The European Championships, from a footballing point of view, has been pretty good so far.
The Spanish have finally got into their stride after a less-than-convincing draw with Italy, the Russians and the Polish have looked inventive and industrious in equal measures and the Irish have, well, done what was expected of them.
And until tonight’s game with Sweden, I don’t want to pass any judgement on Roy Hodgson’s England side.
One area of the tournament which has been a massive let down is the punditry on both ITV and the BBC.
Whilst the commentators themselves are not bad – Clive Tyldesley may not be everyone’s cup of tea at domestic or European level but he is a comforting presence at major tournaments while the BBC’s roster of Guy Mowbray, Jonathan Pearce, Steve Wilson and Simon Brotherton are probably the best in the business – the level of so-called expert analysis is woeful.

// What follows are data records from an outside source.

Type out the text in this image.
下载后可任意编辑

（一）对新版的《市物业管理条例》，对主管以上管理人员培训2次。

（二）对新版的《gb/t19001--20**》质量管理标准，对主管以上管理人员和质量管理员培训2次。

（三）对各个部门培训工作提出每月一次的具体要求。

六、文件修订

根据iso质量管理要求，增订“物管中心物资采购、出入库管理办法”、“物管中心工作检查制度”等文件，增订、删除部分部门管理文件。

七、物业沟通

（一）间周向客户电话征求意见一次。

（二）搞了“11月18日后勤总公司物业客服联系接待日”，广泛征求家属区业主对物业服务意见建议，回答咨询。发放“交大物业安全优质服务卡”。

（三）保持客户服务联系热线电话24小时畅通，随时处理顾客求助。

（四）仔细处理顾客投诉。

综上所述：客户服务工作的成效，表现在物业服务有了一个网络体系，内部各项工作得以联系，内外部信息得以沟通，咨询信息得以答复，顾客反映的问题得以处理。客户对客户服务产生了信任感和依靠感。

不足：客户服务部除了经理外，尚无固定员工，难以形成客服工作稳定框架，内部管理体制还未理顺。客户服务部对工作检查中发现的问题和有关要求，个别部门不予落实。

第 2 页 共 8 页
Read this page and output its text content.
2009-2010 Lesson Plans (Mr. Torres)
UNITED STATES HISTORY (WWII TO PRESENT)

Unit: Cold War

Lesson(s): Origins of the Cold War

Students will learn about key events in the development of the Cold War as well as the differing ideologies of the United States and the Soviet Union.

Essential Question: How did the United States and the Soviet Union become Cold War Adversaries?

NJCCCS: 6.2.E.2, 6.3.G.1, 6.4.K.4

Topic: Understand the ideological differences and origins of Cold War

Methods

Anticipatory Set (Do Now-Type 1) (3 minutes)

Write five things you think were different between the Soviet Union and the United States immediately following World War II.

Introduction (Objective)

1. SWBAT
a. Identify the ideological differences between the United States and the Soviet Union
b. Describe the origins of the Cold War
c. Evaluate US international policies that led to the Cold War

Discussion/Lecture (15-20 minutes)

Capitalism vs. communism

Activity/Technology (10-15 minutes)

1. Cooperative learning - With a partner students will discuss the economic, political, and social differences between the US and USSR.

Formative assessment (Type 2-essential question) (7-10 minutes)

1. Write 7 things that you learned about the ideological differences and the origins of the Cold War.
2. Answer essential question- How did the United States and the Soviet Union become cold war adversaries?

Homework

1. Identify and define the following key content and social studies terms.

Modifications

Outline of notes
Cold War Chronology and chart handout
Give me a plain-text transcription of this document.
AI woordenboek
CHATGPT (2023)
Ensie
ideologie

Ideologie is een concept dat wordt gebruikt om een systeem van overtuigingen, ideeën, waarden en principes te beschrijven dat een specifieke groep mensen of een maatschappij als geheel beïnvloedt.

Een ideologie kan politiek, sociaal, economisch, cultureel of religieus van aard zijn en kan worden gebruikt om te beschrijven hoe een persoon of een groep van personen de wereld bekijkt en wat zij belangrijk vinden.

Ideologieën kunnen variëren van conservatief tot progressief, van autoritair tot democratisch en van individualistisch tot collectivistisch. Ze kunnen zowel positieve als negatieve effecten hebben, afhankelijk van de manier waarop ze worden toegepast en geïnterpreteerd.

The likes of Mark Bright, Jamie Carragher and Clarence Seedorf, with their knack of stating the obvious, is tiresome. And that is before I even start discussing Mark Lawrenson who should have been put out to pasture years ago.

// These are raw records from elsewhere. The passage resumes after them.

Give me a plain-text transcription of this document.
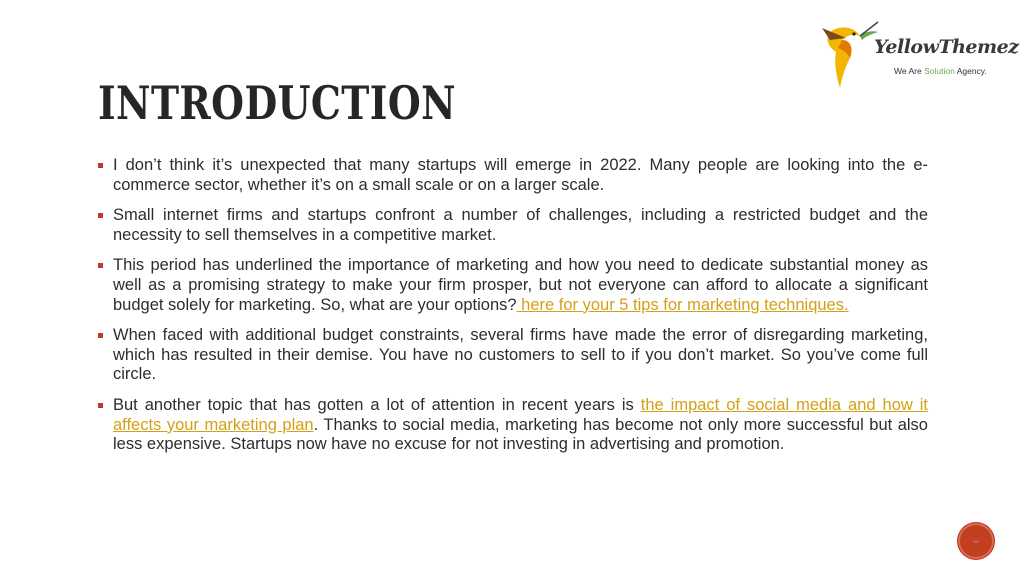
YellowThemez
We Are Solution Agency.
INTRODUCTION
I don’t think it’s unexpected that many startups will emerge in 2022. Many people are looking into the e-commerce sector, whether it’s on a small scale or on a larger scale.
Small internet firms and startups confront a number of challenges, including a restricted budget and the necessity to sell themselves in a competitive market.
This period has underlined the importance of marketing and how you need to dedicate substantial money as well as a promising strategy to make your firm prosper, but not everyone can afford to allocate a significant budget solely for marketing. So, what are your options? here for your 5 tips for marketing techniques.
When faced with additional budget constraints, several firms have made the error of disregarding marketing, which has resulted in their demise. You have no customers to sell to if you don’t market. So you’ve come full circle.
But another topic that has gotten a lot of attention in recent years is the impact of social media and how it affects your marketing plan. Thanks to social media, marketing has become not only more successful but also less expensive. Startups now have no excuse for not investing in advertising and promotion.
◦◦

I remember when Lawro used to be vaguely funny. Not anymore.
Our man in the Ukraine and Poland is reduced to bitter mumblings and making up nonsensical anagrams (his Together Everyone Achieves More raised a laugh from Pearce but a groan from across the nation no doubt!). It sounds like he doesn’t want to be there.
It’s not all bad news and I think Roy Keane’s refreshingly honest opinions add something to an otherwise drab ITV set-up fronted by quite possibly the luckiest man on TV Adrian Chiles.
Keane’s rapport with Gareth Southgate has an edge of tension to it but throw Peter Reid into the mix and I think you have the only bearable trio of pundits on our screens.
I may sound like I am creeping into Lawrenson mode here but I remember when TV punditry was an artform. Now it’s an excuse to leave the room!